Всякое животное, а следовательно, и la bête philosophe[38], инстинктивно стремится к известному optimum’у благоприятных условий, при которых оно вполне может проявить свою силу и достигает maximum’a чувства власти. Каждое животное избегает инстинктивно и с тонкостью чутья, «которое выше всякого разума», всех видов нарушения мира и препятствий, которые становятся или могут стать ему на пути к этому optimum’y (я говорю не о его пути к «счастью», а о его пути к мощи, к делу, к могущественнейшему действию и в большинстве случаев в действительности его пути к несчастью). Таким же образом философ избегает брака и всего, что может склонить к этому: брак – это препятствие и роковое явление на его пути к optimum’y. Какой великий философ из бывших до настоящего времени был женат? Гераклит, Платон, Декарт, Спиноза, Лейбниц, Кант, Шопенгауэр не были женаты; более того, их нельзя даже представить себе женатыми, женатому философу место в комедии – таково мое убеждение; а то исключение – Сократ – злобный Сократ, по-видимому, ironice, собственно, для того именно и женился, чтобы демонстрировать это правило.
Всякий философ сказал бы, как некогда сказал Будда, когда ему сообщили о рождении сына: «Râhula родился у меня, оковы вековые для меня» (Râhula обозначает здесь «маленький демон»). У каждого «свободного духа» наступает час раздумья, допустив, что перед тем у него был час необдуманности, подобно тому как было некогда у Будды. «Стеснена, – думал он про себя, – жизнь в дому, это место нечистоты; свобода в уходе из дому». «Думая так, покинул он дом».

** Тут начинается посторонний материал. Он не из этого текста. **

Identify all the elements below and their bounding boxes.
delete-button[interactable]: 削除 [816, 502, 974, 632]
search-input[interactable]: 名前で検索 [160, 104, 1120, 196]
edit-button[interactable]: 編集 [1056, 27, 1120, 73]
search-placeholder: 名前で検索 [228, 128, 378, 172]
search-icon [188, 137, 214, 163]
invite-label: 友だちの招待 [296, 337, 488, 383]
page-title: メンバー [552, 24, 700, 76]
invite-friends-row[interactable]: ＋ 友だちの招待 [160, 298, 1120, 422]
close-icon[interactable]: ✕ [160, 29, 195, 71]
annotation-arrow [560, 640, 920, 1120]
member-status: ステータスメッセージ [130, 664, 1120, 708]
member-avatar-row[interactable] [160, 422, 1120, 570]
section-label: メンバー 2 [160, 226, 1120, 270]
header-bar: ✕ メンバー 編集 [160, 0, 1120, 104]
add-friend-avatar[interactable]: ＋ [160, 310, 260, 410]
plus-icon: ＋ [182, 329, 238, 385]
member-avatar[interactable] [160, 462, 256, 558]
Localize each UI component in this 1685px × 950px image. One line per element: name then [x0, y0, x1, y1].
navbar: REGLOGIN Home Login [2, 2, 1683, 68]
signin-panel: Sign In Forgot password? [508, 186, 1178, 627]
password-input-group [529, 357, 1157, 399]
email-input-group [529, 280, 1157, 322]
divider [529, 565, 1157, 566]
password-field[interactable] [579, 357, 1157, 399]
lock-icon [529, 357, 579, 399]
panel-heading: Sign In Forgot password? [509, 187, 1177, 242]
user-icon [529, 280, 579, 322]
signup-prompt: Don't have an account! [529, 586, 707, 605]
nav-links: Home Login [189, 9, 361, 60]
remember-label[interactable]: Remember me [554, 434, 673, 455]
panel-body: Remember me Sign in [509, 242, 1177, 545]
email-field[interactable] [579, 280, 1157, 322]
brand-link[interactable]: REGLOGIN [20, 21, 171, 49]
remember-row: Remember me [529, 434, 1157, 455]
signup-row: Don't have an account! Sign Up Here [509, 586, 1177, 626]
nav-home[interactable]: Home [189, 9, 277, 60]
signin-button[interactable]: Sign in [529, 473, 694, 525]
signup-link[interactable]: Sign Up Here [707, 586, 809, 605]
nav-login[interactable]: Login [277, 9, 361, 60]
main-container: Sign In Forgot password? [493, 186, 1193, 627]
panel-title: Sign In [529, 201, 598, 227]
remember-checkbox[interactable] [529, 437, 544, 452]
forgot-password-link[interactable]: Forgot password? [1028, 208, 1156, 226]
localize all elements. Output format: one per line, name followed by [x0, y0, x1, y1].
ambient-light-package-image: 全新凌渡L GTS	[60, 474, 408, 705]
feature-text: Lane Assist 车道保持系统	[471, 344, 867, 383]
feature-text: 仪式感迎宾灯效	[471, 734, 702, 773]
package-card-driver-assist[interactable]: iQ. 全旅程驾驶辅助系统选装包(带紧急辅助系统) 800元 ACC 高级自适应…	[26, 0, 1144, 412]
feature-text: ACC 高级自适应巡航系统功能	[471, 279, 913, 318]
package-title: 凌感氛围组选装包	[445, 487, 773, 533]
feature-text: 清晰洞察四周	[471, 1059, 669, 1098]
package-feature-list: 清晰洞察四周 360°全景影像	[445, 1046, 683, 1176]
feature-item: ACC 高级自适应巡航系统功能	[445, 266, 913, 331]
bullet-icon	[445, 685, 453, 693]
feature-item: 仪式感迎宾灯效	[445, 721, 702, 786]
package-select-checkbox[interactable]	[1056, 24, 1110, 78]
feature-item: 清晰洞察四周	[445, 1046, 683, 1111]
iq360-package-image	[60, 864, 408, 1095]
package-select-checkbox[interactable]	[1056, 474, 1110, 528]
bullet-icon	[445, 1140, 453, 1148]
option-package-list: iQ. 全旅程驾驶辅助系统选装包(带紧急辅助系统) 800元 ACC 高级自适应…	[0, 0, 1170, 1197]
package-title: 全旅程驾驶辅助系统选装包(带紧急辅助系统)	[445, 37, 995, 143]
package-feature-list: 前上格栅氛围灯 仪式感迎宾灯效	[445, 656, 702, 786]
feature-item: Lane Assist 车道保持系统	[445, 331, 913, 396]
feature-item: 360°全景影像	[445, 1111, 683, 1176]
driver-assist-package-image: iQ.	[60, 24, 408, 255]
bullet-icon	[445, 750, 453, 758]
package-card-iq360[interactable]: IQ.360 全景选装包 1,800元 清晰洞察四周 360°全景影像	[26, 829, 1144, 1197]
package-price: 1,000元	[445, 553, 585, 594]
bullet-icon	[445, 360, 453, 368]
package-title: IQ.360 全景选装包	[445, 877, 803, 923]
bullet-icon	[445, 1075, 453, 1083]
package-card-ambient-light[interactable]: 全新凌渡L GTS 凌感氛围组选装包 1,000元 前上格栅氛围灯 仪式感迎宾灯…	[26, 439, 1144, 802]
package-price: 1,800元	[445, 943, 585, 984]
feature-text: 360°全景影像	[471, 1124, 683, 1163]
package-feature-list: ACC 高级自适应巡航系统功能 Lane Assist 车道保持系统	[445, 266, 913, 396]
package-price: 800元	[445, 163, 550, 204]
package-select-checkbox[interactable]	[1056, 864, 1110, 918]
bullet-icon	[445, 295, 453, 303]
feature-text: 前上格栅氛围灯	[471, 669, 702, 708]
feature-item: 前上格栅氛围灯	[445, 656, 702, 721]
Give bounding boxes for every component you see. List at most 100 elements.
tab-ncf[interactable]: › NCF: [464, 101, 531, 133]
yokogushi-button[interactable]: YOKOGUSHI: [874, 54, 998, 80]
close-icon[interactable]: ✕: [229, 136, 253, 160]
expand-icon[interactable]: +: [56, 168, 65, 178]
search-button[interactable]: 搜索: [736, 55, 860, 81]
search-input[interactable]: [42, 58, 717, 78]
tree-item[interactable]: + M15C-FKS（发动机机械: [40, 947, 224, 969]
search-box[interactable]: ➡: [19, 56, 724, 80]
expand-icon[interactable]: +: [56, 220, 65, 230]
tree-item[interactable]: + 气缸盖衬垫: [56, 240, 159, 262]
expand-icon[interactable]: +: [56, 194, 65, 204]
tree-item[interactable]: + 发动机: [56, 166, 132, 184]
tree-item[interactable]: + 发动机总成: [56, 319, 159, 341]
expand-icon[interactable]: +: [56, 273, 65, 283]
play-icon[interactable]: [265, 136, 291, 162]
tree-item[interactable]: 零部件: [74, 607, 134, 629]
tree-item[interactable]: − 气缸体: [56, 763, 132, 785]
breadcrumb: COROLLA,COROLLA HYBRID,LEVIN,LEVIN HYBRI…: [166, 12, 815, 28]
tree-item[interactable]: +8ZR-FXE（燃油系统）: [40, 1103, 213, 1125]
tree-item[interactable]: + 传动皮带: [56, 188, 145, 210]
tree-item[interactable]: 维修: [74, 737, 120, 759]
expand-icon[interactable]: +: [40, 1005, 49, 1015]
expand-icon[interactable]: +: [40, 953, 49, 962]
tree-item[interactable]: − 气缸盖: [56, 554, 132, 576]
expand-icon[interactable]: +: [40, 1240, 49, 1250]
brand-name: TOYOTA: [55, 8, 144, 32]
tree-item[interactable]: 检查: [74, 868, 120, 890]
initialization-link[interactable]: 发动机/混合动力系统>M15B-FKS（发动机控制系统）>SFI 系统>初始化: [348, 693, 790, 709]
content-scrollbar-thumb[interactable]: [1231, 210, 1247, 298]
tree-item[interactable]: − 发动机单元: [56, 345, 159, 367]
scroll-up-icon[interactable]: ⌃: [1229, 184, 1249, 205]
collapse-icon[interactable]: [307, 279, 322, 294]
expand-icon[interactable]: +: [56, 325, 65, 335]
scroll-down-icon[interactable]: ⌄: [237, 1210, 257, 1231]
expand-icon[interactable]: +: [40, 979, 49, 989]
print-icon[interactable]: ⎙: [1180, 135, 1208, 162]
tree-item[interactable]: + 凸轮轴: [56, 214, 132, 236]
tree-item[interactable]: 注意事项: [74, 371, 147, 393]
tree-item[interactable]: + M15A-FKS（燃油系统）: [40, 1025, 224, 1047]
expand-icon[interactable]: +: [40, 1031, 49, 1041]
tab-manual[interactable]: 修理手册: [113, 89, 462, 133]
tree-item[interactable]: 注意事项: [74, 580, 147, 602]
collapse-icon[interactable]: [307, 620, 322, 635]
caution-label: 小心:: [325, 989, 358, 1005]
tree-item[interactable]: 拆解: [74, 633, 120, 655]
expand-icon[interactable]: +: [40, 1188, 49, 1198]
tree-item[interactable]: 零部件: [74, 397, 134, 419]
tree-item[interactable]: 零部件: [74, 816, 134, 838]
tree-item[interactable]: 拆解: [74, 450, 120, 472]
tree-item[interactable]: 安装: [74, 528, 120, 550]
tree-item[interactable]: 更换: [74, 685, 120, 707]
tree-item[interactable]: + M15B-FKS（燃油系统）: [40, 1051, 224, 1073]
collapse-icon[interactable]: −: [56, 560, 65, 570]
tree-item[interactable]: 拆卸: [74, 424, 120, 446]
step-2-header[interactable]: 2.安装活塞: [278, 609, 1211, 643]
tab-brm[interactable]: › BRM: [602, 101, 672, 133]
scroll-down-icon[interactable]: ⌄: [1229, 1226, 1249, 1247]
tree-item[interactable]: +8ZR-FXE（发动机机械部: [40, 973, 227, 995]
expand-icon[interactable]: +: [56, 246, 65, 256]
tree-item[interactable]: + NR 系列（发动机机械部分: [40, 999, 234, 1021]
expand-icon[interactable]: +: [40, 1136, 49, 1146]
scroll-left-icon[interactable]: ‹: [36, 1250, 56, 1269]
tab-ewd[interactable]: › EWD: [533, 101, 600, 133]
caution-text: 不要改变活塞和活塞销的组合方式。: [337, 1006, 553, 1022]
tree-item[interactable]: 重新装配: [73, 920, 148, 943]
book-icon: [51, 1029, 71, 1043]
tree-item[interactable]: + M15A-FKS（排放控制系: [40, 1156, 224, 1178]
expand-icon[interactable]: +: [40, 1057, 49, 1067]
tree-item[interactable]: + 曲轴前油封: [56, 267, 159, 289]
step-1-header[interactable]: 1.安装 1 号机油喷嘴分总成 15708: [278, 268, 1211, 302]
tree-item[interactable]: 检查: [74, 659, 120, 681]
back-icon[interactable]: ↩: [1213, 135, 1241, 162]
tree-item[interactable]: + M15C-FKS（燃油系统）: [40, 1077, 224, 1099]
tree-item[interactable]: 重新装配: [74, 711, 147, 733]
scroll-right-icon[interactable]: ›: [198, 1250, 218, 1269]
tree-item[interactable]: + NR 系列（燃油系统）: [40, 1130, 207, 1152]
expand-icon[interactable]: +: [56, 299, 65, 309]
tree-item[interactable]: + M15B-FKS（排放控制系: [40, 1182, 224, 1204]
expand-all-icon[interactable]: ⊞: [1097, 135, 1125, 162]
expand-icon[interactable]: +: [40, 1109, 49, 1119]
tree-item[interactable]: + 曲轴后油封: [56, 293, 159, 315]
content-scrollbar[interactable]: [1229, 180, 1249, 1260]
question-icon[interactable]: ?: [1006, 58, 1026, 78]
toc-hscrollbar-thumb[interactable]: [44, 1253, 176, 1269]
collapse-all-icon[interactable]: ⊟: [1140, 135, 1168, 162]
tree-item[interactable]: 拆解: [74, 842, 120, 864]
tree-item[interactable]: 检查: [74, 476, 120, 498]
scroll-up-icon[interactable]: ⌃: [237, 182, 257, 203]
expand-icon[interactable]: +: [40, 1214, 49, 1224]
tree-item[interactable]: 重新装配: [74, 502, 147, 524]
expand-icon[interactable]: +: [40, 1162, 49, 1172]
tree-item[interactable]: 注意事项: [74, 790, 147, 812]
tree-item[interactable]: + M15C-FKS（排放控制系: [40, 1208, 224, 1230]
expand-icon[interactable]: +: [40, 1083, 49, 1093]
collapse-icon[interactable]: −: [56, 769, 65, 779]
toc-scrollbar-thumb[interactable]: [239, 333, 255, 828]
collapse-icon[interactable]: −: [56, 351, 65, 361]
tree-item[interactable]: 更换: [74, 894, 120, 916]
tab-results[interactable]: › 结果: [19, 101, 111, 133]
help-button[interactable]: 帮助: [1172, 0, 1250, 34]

В аскетическом идеале указано так много мостов к независимости, что философ не может без радости и рукоплесканий слышать историю всех тех решительных людей, которые в один прекрасный день отвергли всю неволю и ушли в какую-либо пустыню, предположив даже, что это были только сильные ослы и полная противоположность сильного духа. Что же поэтому обозначает аскетический идеал у философа? Мой ответ легко угадать: при виде его философ улыбается optimum’y условий высшей и наиболее смелой духовности – этим он не отрицает существования, в этом он, напротив, утверждает свое существование, и исключительно свое существование, и это может быть до такой степени, что он недалек от дерзкого желания: pereat mundus, fiat philosophia, fiat philosophus, fiam![39]
8
Отсюда видно, что философы не являются неподкупными свидетелями и судьями относительно ценности аскетического идеала! Они думают про себя – какое им дело до «святого»! Им думается при этом о том, что именно им наиболее необходимо: свобода от принуждения, помех, шума, хлопот, обязанностей, забот; ясность в голове; танец, прыжок и полет мыслей; чистый воздух, разреженный, ясный, свободный и сухой, как воздух высот, при котором все живущее становится одухотвореннее и окрыляется; покой во всех подземельях (souterrains): все собаки, как следует, посажены на цепь; нет лая вражды, мешающей злобы (rancune); нет точащих червей уязвленного честолюбия; скромные и покорные внутренности, прилежные как мельницы, но далекие; сердце чуждое, будущее, посмертное – они думают вообще при аскетическом идеале, о веселом аскетизме обожествленного оперившегося зверя, который более парит, чем покоится над жизнью.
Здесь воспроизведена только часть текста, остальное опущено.